Your Life Will Be More Fulfilling, And You'll Never Anticipate When
The absence of evidence that your life will change is not evidence that your life won't change. Life can change in a short period.
In 2018, I lived on a tight college budget. I hesitated to splurge on chicken for dinner, 3$ Ubers, and going out.
It’s hard to make plans with this budget when you’re living in a city without many free and safe public spaces. So I played League Of Legends (LoL) with four friends from school and one girl who lived abroad.
LoL is an online game where two teams of five players conquer the other team’s half of the territory. There are five player roles and thousands of weapons, spells, and characters to master. As a result, most people suck. They make mistakes that throw off games after playing for 40-minutes, leading to in-team and cross-team insults that don’t respect anyone’s family, looks, or background.
I liked the chaos. It was that or talking to myself after everyone in my student house left to party. So after learning my LoL squad was meeting in Bogotá, Colombia, I booked the cheapest flight and brought $50 with me to survive for an entire week of going out.

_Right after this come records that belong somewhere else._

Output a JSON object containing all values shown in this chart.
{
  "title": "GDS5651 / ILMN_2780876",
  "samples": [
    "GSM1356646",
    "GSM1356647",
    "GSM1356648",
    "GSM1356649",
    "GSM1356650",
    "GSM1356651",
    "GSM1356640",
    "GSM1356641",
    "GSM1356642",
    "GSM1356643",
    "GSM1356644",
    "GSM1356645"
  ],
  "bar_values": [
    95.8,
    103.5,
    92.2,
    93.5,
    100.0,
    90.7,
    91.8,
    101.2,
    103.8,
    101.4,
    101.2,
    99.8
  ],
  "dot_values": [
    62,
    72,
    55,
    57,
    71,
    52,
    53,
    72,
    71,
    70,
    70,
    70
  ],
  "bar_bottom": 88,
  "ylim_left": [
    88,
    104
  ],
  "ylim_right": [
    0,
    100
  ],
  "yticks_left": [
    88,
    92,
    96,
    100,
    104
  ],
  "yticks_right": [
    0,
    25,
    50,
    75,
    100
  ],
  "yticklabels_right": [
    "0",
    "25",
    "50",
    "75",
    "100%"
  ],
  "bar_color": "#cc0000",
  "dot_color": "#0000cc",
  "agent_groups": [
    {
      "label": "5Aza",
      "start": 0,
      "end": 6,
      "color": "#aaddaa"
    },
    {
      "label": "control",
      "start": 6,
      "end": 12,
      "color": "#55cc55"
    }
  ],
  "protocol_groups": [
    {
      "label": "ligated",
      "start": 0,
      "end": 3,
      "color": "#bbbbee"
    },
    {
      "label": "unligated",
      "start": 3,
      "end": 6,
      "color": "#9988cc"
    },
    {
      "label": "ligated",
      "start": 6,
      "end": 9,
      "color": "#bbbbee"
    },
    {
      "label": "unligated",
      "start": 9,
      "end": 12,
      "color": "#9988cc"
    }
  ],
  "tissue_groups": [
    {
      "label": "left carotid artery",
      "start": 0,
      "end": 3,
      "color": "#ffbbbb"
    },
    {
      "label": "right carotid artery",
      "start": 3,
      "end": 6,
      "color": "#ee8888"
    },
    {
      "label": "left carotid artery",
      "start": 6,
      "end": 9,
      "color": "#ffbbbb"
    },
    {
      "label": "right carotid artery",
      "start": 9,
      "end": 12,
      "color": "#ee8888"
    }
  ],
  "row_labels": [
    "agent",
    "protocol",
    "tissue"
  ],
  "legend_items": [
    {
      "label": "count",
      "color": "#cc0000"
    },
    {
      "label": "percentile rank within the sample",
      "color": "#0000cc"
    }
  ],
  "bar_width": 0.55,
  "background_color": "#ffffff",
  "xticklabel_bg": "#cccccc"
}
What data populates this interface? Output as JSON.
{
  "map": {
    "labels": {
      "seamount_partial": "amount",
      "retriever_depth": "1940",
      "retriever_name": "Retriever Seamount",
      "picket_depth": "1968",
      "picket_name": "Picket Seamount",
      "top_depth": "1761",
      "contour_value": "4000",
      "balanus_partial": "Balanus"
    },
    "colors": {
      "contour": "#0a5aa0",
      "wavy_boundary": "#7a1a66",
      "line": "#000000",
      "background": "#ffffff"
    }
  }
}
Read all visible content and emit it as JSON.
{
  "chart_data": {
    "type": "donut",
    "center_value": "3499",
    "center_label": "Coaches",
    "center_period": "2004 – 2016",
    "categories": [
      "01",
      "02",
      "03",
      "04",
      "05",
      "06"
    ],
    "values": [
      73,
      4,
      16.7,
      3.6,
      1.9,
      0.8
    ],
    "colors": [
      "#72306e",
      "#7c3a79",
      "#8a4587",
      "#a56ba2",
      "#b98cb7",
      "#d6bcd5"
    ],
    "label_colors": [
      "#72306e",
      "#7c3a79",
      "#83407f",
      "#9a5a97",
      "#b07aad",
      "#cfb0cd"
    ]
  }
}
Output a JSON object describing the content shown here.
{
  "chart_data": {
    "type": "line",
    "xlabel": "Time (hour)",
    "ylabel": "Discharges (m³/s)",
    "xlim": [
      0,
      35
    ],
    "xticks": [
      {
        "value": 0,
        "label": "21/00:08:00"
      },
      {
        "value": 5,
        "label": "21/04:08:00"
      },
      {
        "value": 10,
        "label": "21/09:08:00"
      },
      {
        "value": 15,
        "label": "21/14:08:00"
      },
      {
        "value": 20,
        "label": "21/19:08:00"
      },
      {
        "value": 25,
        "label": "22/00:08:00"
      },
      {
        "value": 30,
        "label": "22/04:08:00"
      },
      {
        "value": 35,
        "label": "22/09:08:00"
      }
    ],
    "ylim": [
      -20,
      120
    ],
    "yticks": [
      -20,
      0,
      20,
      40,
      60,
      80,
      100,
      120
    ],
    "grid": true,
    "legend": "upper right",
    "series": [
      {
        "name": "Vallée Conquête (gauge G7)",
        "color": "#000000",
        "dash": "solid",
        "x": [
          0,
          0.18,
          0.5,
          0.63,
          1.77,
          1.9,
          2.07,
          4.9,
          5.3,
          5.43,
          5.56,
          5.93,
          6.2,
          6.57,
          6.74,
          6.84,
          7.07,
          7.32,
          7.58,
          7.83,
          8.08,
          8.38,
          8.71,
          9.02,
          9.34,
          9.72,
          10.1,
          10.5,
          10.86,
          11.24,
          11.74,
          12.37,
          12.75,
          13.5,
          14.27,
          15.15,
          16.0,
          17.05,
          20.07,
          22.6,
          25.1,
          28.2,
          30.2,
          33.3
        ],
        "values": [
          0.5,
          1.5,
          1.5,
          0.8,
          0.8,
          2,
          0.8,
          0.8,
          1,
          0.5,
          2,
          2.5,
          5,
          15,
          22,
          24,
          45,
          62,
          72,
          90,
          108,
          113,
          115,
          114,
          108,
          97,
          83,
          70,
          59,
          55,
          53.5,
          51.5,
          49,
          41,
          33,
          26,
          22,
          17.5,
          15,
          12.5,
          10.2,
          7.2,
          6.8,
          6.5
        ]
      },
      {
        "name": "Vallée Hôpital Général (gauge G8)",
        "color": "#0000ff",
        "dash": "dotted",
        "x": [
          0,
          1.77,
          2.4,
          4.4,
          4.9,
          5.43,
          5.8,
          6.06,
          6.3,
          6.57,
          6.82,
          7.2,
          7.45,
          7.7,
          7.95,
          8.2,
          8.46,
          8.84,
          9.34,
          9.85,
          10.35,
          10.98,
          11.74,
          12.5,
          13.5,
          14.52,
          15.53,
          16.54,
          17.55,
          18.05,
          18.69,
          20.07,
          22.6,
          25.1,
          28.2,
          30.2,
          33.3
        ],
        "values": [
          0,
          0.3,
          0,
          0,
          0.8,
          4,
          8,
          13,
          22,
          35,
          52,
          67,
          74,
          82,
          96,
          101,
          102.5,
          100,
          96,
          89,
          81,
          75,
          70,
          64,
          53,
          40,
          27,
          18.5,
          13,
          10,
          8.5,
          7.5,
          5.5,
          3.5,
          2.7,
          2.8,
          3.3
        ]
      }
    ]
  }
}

We visited historical landmarks, played party games, and ate at unhealthy places. Everything about the trip was fantastic, except for my budget—which was $10 per day. It made me feel like an actor from Extreme Cheapskates, a show where stingy people get constipated to save money on toilet paper. The difference between the show’s actors and me is that I didn’t have an alternative. There wasn’t toilet paper, only constipation.
In 2021, I met a few of our squad members in Bogotá. This time, I had an unlimited budget. I had spent the last 2.5 years overworking. For the first time in my life, I ate what I wanted and went to the events I wanted.
The contrast between these trips has a lesson that can be hard to comprehend while going through an unpleasant time—you can’t predict when your life will change, no matter how much history is behind you.
If I were to have predicted my future after college, I would have foreseen gloomy days because that’s what I’d been experiencing. While, in reality, my quality of life after college is 10x better than it was while studying.
The Turkey Problem, a concept from Statistician Nassim Taleb, is a metaphor that describes how past evidence can’t lead to conclusions about the future. “A turkey is fed for a thousand days by a butcher,” says Taleb, “every day is a confirmation to his team of analysts that butchers love turkeys.” So if someone asked you what would happen to the turkey on day 1001, you would likely say the butcher would feed it. But day 1000 could well be the turkey’s last day before his Thanksgiving red carpet entrance.
The absence of evidence that your life will change is not evidence that your life won’t change. Life can change in a short period. So keep living long enough to see it.